O sorriso com que a moça o ouvia cortou-lhe a palavra neste ponto. Caiu em si, lembrou-lhe, — que ele facilmente esquecia tudo — lembrou-lhe que lhe não cabia falar de rompimento, e murmurou:

— Não tenho direito de falar assim, e vejo que mereço um castigo...

— Não é castigo, atalhou a viúva, é necessidade. Se alguma consolação pode levar desta última entrevista, leve a certeza de que o amo como dantes, e de que o meu padecimento será ainda maior do que o seu. O casamento é já agora impossível. Eu não sei o que motivou a sua carta, mas imagino que foi alguma dúvida nova a meu respeito. Se nos casássemos, cessariam elas?

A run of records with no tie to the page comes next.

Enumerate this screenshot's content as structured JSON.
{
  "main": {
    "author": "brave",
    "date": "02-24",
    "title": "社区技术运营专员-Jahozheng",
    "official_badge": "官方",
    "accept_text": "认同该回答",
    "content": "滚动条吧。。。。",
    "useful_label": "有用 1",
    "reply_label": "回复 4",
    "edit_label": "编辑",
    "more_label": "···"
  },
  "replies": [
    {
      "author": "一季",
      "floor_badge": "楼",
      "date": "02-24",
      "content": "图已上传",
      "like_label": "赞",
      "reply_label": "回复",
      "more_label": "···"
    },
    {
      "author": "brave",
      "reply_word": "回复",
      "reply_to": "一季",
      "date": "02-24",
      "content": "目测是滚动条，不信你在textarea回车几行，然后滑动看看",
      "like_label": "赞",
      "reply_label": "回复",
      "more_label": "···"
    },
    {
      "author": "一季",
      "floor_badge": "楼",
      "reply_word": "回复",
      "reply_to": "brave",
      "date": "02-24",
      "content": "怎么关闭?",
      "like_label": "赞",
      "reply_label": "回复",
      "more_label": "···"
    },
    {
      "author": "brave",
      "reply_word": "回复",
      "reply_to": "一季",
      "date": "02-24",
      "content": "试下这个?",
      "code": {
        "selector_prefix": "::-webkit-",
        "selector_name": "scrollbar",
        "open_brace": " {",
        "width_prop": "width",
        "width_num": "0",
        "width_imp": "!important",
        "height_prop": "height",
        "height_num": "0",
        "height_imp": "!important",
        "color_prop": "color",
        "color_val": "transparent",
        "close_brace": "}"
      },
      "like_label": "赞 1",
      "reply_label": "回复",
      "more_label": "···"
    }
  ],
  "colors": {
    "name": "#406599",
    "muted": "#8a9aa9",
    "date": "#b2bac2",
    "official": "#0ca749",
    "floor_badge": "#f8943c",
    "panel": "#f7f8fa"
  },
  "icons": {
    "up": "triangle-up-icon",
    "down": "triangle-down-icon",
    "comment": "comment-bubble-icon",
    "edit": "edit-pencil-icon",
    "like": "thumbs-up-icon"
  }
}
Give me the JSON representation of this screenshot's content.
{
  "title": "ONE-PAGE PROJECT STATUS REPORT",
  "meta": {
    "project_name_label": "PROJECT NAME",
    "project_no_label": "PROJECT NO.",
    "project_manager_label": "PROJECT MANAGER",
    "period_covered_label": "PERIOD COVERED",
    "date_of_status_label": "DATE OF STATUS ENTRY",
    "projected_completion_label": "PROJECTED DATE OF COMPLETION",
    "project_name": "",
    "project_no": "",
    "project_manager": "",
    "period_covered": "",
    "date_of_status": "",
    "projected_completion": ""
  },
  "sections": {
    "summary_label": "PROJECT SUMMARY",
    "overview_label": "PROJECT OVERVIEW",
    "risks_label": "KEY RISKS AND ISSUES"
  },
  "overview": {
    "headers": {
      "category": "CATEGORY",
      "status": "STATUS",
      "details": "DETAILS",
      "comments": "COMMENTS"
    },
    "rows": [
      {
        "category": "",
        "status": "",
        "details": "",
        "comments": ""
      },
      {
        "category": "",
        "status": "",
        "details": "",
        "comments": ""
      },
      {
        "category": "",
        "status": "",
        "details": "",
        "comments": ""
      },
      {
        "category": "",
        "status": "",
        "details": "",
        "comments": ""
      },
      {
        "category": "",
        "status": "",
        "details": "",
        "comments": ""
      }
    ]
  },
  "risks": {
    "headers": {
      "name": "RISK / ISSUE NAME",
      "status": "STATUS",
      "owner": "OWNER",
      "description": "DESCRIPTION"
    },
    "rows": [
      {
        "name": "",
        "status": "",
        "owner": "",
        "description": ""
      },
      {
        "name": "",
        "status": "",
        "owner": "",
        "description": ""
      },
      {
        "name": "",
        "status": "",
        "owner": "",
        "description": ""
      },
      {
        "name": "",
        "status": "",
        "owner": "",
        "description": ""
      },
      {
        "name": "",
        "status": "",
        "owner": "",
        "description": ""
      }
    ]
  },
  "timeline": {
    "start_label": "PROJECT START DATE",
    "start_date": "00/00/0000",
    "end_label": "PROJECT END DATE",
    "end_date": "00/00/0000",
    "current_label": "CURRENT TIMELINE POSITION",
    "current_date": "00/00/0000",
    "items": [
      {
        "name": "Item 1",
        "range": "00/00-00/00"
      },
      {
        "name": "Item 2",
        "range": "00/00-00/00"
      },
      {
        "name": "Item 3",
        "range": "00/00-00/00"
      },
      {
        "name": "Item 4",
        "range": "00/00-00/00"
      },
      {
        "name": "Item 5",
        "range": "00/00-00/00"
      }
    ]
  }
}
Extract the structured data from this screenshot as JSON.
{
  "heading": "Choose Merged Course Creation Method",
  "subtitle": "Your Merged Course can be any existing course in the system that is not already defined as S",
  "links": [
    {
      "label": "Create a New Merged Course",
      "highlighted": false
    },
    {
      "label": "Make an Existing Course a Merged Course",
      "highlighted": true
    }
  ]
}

— Sim! porque eu hoje creio e vejo o que padeceu por mim. Para duvidar do seu amor seria preciso que houvesse perdido a razão. Demais, continuou Félix enquanto Lívia abanava tristemente a cabeça, — viveremos só para nós, fecharemos a nossa casa aos olhos estranhos...

— Ainda assim o irá perseguir esse mau gênio, Félix; seu espírito engendrará nuvens para que o céu não seja limpo de todo. As dúvidas o acompanharão onde quer que nos achemos, porque elas moram eternamente no seu coração. Acredite o que lhe digo; amemo-nos de longe; sejamos um para o outro como um traço luminoso do passado, que atravesse indelével o tempo, e nos doure e aqueça os nevoeiros da velhice.

Lívia proferiu estas últimas palavras com a voz trêmula, e uma lágrima lho rolou pela face pálida.

— Por que nos separaremos agora que estamos à porta do céu? perguntou Félix. Não me cabe o direito de exigir uma felicidade que repeli tantas vezes; mas, se pudesse entrar na minha alma veria que os meus erros, por maiores que sejam, e são grandes, anima-os sempre um sentimento de amor, e que enfim eu cedo sempre ao grito de minha consciência. A mais bela ação seria perdoar-me esquecendo, e o único modo de esquecer seria voltarmos ao tempo de nossas esperanças.

— Perdoei tudo, e tudo esqueci; apagou-se o passado e nenhum ressentimento me ficou. O que se não apaga é o futuro.

Félix torcia as mãos. Era patente o seu desespero. A viúva mal podia encará-lo. Seguiu-se um longo silêncio, interrompido pela chegada de Luís. O menino pôs termo à entrevista. Félix olhou ainda algum tempo para a moça; mas leu-lhe na fisionomia que a resolução era inabalável. Levantou-se para sair.

— Conservaremos a estima recíproca, disse Lívia estendendo-lhe a mão, e espero que me conserve também alguma coisa mais... como eu.

Eram as últimas palavras da moça, vieram entrecortadas de soluços. Félix quis pegar-lhe nas mãos e aproveitar esse passageiro desmaio para conseguir a retratação das palavras. Mas a moça abraçou-se ao filho em cujo seio escondeu o rosto.

— Não faça chorar mamãe, disse Luís enlaçando com os bracinhos o pescoço da viúva.

Félix retirou-se lentamente, com os olhos anuviados, turvo o espírito, o passo vacilante, e transpôs a custo a soleira daquela porta que se lhe ia fechar para sempre.